İslâm’da keramet; “Allah’ın dilediği an ve mekanda velî kullarına bağışladığı İlahî bir yardım ve mükafaat” manasına gelir. Lügatta ise Keramet; “belli bir zaman ve yerde tabiat kanunlarının işlememesiyle hasıl olan olağanüstü hal” demektir. Diğer bir ifade ile Keramet, mü’min ve salih kimsenin eli üzere cereyan eden harikulâde hal anlamına gelir.
Keramet, Allah’ın yardımı ile veli kulları tarafından meydana getirilen olağanüstü olaylardır. Böyle olağanüstü olaylar, Allah’ın veli kulları için birer keramet, tabi oldukları peygamber için birer mucize sayılır.

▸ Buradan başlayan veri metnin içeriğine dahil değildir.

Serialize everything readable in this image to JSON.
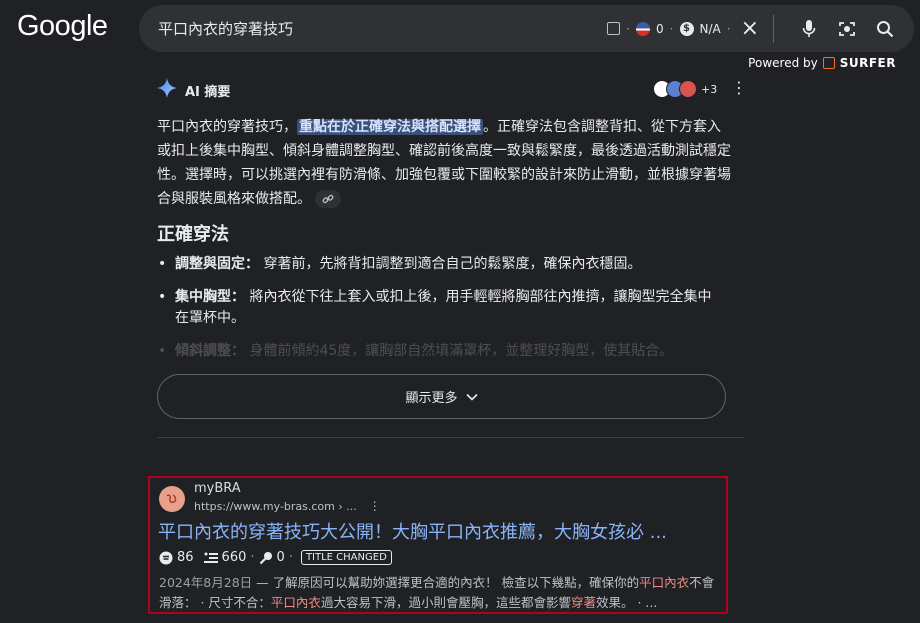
{
  "logo": "Google",
  "search": {
    "query": "平口內衣的穿著技巧",
    "zero_count": "0",
    "na_label": "N/A",
    "dot": "·"
  },
  "powered": {
    "text": "Powered by",
    "brand": "SURFER"
  },
  "ai_overview": {
    "title": "AI 摘要",
    "source_more": "+3",
    "intro_a": "平口內衣的穿著技巧，",
    "intro_highlight": "重點在於正確穿法與搭配選擇",
    "intro_b": "。正確穿法包含調整背扣、從下方套入或扣上後集中胸型、傾斜身體調整胸型、確認前後高度一致與鬆緊度，最後透過活動測試穩定性。選擇時，可以挑選內裡有防滑條、加強包覆或下圍較緊的設計來防止滑動，並根據穿著場合與服裝風格來做搭配。",
    "section_title": "正確穿法",
    "bullets": [
      {
        "term": "調整與固定：",
        "text": " 穿著前，先將背扣調整到適合自己的鬆緊度，確保內衣穩固。"
      },
      {
        "term": "集中胸型：",
        "text": " 將內衣從下往上套入或扣上後，用手輕輕將胸部往內推擠，讓胸型完全集中在罩杯中。"
      },
      {
        "term": "傾斜調整：",
        "text": " 身體前傾約45度，讓胸部自然填滿罩杯，並整理好胸型，使其貼合。"
      }
    ],
    "show_more": "顯示更多"
  },
  "result": {
    "site_name": "myBRA",
    "url": "https://www.my-bras.com › ...",
    "title": "平口內衣的穿著技巧大公開！大胸平口內衣推薦，大胸女孩必 ...",
    "metric_a": "86",
    "metric_b": "660",
    "metric_c": "0",
    "badge": "TITLE CHANGED",
    "date": "2024年8月28日",
    "snippet_1": " — 了解原因可以幫助妳選擇更合適的內衣！ 檢查以下幾點，確保你的",
    "snippet_em1": "平口內衣",
    "snippet_2": "不會滑落： · 尺寸不合：",
    "snippet_em2": "平口內衣",
    "snippet_3": "過大容易下滑，過小則會壓胸，這些都會影響",
    "snippet_em3": "穿著",
    "snippet_4": "效果。 · ..."
  },
  "colors": {
    "background": "#202124",
    "link": "#8ab4f8",
    "highlight_red": "#f28b82",
    "result_border": "#b3001b"
  }
}
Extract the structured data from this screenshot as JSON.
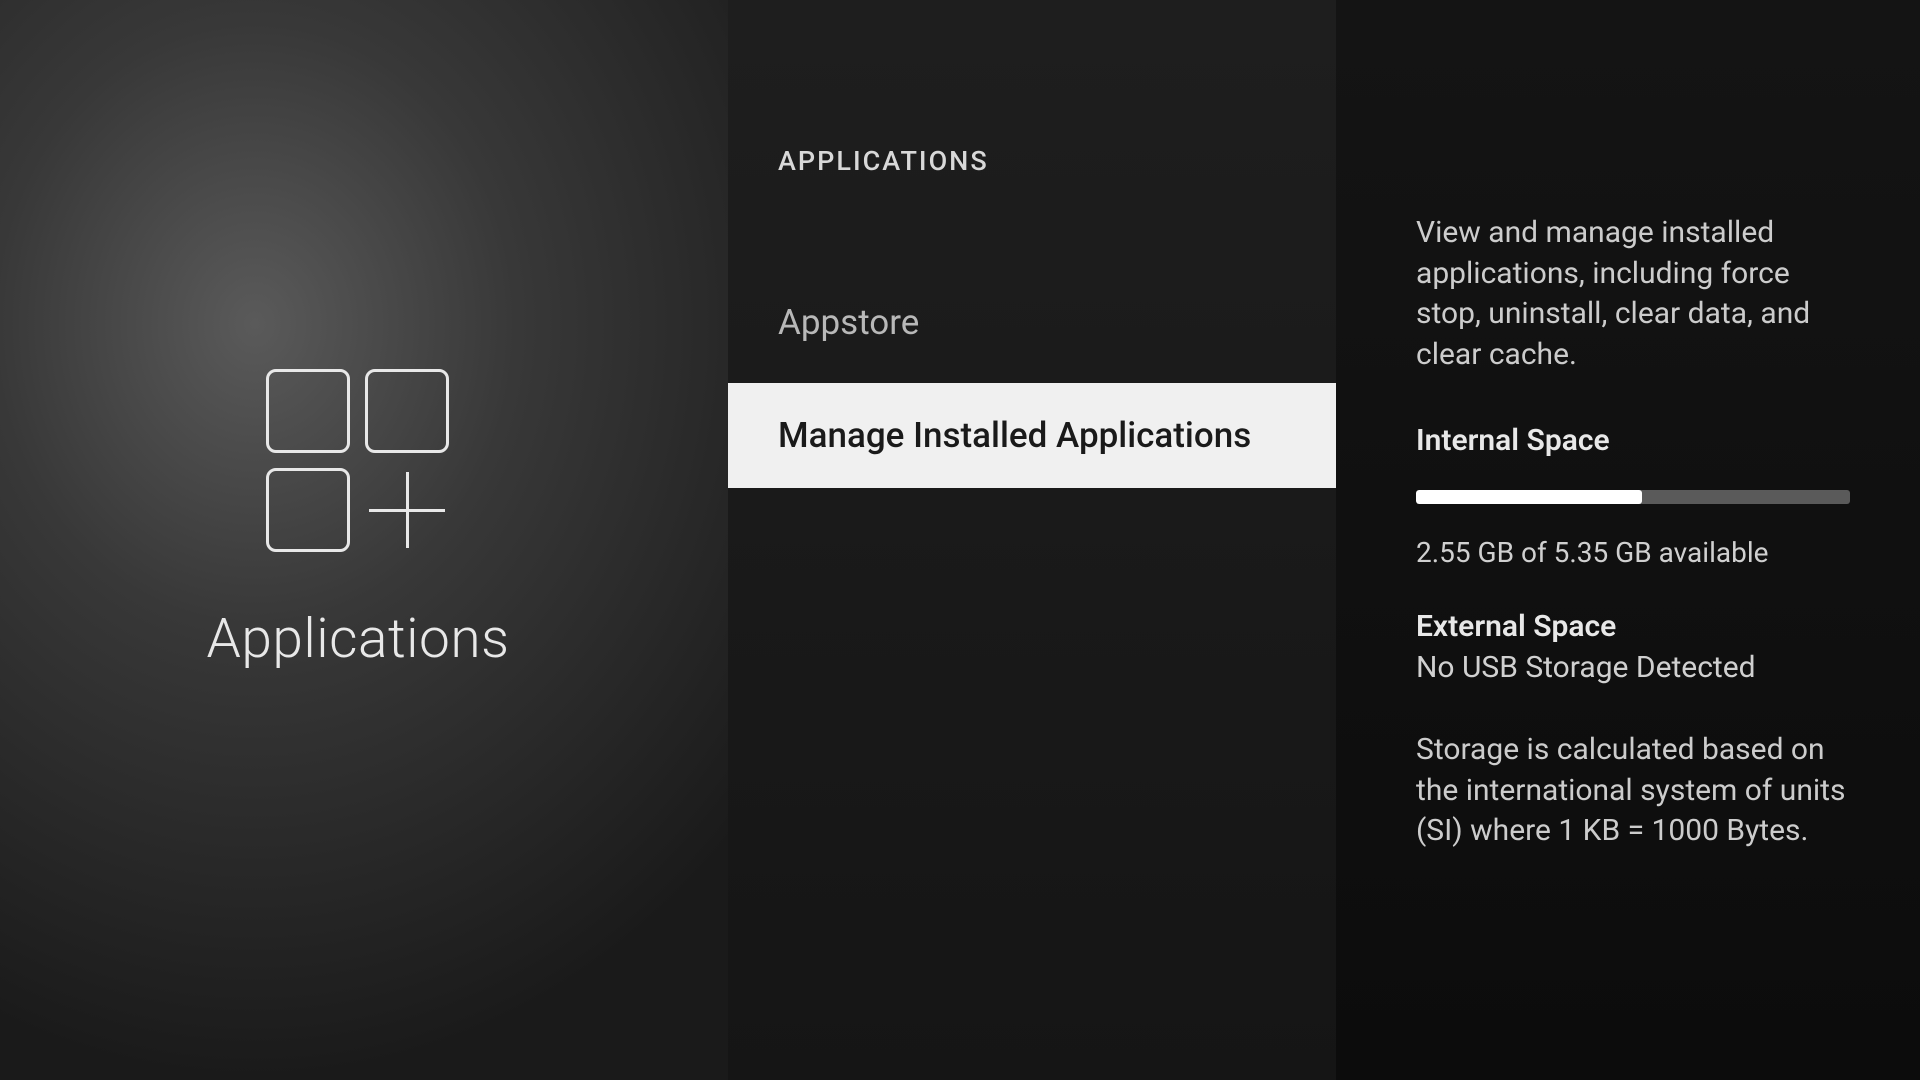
{
  "left": {
    "title": "Applications",
    "icon_name": "applications-grid-icon"
  },
  "middle": {
    "header": "APPLICATIONS",
    "items": [
      {
        "label": "Appstore",
        "selected": false
      },
      {
        "label": "Manage Installed Applications",
        "selected": true
      }
    ]
  },
  "right": {
    "description": "View and manage installed applications, including force stop, uninstall, clear data, and clear cache.",
    "internal": {
      "heading": "Internal Space",
      "used_gb": 2.55,
      "total_gb": 5.35,
      "text": "2.55 GB of 5.35 GB available",
      "fill_percent": 52
    },
    "external": {
      "heading": "External Space",
      "status": "No USB Storage Detected"
    },
    "footnote": "Storage is calculated based on the international system of units (SI) where 1 KB = 1000 Bytes."
  }
}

Keramet hak ve gerçektir. Onu inkâr etmek İslam akaidine göre insanı dinden çıkarır.
Keramet Allah’ın velî kulları tarafından, yine Allah’ın müsadesiyle gösterilir. Velînin gösterdiği bu fevkalade hal bağlı olduğu Peygamberin mûcizesi sayılır.
Allah, dilediği kullarına böyle büyük nimetler verebilir. Bunun Kur’an-ı Kerim’de ve Hadis-i Şeriflerde misalleri vardır. Mesela Hz. İsa’nın annesi İmran kızı Meryem kış günlerinde yaz, yaz günlerinde kış meyveleri buluyordu. Hz. Zekeriyya ona bu meyveler nereden geliyor diye sorulunca Hz. Meryem; “Bu Allah’tandır, O’nun bana bir lütuf ve ihsanıdır” diye cevap verirdi.
Yine Kur’an-ı Kerim’e göre Hz. Süleyman’ın vezirlerinden birisi — Tefsirlerde ismi Asaf İbni Berhiya olarak geçer — arada kilometrelerce mesafe bulunmasına rağmen Yemen melikesi Belkıs’ın tahtını, bir göz açıp kapama anı kadar kısa bir sürede Hz. Süleyman’ın huzuruna getirmiştir.
Sahabelerden pek çok kimse böyle olağanüstü olaylar göstermiş, Allah’ın kendilerine bağışladığı nice ikramlara kavuşmuşlardır. Mesela Hz. Ömer Medine’de iken yüzlerce kilometre ötede bulunan İslâm ordusu komutanı Sariye’ye seslenmiş, Hz. Sariye Nihavend’den Hz. Ömer’in sesini duymuştur.